Fault-related feature discrimination network for cell partitioning and defect classification in real-time solar panel manufacturing

During the production of energy using photovoltaic (PV) panels, solar cells may be affected by different environmental aspects, which cause many defects in the solar cells. Such defects should be identified and categorized to improve energy productivity. Most recent studies developed many deep learning models to categorize solar cell defects, whereas tiny defects were not categorized due to the blurry and overlapping edges. Hence, this paper develops an effective deep-learning model of cell partitioning and defect classification to satisfy the criteria for solar panel manufacturing monitoring. At first, the low-resolution solar cell images are enriched into super-resolved images using the improved super-resolved adversarial network. Then, those images are passed to the novel deep feature discrimination network, which extracts fault-related characteristics from the solar cell images. Those characteristics are further fed to the softmax classifier to categorize the defected or non-defected solar cell images. Moreover, a new mixture of error functions is used for fine-tuning and rapid convergence. Further, a detection bias and compensation in missed faults that limit the model accuracy are found to be unaffected by the categorization of defected/non-defected panels in a real-time manufacturing unit.
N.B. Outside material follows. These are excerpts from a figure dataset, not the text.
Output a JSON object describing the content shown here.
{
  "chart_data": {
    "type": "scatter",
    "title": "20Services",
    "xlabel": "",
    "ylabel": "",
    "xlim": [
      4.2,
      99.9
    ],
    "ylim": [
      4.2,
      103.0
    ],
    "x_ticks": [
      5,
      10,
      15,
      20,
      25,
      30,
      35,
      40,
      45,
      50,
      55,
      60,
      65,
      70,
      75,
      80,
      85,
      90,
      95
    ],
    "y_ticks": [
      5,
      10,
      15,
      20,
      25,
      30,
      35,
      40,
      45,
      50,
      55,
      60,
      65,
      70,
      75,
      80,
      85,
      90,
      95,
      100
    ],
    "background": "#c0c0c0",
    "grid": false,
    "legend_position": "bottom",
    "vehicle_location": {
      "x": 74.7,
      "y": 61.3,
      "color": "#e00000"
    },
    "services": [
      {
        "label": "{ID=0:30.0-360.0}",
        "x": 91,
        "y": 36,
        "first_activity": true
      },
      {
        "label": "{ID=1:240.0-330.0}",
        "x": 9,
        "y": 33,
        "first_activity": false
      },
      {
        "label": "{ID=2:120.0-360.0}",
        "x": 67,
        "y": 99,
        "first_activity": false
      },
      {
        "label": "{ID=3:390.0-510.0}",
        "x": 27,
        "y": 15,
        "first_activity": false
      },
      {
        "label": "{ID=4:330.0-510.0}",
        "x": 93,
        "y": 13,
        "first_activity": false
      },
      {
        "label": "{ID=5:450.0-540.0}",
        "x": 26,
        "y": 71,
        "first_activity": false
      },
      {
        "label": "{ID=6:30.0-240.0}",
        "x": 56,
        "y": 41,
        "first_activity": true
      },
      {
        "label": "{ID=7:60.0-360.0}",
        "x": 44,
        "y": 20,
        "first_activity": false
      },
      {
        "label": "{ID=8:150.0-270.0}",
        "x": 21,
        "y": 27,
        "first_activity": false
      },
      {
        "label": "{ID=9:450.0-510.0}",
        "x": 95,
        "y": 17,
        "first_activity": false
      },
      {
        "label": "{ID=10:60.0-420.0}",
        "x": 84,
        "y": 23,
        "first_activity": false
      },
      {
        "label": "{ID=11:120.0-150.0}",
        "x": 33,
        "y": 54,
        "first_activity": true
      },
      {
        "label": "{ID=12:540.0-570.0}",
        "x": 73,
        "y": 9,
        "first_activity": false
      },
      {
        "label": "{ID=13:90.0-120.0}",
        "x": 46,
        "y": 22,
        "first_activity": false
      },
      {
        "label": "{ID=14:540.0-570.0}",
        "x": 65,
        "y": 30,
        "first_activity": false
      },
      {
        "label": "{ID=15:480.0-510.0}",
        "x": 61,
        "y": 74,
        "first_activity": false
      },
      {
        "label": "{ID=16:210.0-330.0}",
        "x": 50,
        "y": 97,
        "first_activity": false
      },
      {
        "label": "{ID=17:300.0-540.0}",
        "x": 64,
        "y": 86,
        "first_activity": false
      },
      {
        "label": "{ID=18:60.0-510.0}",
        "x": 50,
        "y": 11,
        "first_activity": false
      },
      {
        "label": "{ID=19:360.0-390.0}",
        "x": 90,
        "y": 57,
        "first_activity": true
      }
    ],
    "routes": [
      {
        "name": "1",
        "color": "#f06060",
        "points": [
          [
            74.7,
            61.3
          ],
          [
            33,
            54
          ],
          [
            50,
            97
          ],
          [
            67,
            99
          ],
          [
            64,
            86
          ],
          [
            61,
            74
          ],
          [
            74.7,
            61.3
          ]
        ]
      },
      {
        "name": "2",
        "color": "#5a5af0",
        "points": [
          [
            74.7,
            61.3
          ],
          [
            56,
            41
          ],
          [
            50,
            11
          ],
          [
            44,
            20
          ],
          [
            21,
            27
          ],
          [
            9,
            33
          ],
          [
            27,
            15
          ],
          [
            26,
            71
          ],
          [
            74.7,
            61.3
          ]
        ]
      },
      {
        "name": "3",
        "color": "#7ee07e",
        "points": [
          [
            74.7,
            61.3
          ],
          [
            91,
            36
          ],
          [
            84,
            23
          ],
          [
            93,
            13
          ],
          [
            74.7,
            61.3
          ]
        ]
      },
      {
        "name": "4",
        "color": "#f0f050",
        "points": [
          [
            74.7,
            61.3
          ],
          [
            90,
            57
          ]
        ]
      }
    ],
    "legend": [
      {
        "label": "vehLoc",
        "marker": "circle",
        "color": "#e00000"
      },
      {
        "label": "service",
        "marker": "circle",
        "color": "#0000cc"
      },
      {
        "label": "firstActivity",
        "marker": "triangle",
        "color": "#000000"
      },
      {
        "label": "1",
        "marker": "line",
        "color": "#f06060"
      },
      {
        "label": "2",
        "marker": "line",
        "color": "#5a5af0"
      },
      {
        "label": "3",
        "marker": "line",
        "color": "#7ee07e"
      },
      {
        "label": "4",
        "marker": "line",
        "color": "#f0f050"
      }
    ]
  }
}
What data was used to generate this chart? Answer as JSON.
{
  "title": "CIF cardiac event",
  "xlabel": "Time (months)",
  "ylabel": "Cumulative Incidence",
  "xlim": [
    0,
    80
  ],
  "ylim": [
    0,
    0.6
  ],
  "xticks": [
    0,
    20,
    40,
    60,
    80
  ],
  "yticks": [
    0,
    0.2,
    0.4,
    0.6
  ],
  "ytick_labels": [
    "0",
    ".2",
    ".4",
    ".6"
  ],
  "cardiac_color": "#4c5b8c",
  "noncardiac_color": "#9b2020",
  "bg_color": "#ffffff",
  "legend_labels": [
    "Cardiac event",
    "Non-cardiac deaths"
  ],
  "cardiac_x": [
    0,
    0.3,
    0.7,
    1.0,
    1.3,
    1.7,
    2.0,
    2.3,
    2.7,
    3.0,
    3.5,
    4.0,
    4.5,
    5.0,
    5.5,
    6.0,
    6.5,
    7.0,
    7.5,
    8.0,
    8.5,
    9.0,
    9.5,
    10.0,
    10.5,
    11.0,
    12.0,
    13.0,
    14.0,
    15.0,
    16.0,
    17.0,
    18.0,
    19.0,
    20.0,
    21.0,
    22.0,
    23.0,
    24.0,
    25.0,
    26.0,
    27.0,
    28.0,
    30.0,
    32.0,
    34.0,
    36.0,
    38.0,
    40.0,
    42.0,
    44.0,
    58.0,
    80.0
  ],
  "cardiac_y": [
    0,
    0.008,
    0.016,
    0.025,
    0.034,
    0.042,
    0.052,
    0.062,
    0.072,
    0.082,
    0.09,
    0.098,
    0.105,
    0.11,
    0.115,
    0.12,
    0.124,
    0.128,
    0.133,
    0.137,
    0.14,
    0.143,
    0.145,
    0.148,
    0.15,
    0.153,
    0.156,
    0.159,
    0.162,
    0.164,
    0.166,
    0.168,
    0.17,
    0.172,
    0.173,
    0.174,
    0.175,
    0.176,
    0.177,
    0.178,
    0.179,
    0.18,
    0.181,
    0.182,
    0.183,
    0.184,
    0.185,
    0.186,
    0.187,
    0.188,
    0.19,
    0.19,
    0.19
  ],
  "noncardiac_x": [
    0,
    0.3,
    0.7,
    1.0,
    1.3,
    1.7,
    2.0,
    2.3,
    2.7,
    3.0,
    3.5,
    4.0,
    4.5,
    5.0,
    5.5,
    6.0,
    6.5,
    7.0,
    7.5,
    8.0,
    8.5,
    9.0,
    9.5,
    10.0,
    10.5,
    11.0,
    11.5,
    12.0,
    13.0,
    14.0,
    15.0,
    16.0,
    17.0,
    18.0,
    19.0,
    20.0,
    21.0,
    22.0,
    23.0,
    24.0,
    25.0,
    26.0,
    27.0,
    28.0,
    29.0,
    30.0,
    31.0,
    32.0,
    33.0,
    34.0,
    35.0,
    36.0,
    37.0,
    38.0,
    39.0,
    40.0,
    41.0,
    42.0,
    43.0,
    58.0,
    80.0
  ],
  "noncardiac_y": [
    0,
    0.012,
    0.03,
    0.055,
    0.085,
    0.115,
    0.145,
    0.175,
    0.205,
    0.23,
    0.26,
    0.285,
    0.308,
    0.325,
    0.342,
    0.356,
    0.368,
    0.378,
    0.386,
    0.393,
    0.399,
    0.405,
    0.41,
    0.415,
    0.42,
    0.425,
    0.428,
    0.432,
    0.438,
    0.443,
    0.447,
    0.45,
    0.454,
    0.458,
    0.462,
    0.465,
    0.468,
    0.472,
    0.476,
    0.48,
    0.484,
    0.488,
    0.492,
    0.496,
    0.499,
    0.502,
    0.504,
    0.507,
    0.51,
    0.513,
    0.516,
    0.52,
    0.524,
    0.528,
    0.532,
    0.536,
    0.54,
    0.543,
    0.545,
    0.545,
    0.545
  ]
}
Finally, assigning certain forecasting standards for various faults categories, the overall test analysis using solar cell images on 5 days exhibits that the presented model attains a maximum accuracy of 99.91% compared to the classical deep learning models. So, this model has a high probability to be used in a real manufacturing unit.

Automated summary

This study develops an effective deep-learning model for solar panel manufacturing monitoring. It improves the resolution of low-resolution solar cell images and extracts fault-related characteristics to classify defect and non-defect solar cell images. The model achieves a maximum accuracy of 99.91% and has the potential to be used in a real manufacturing unit.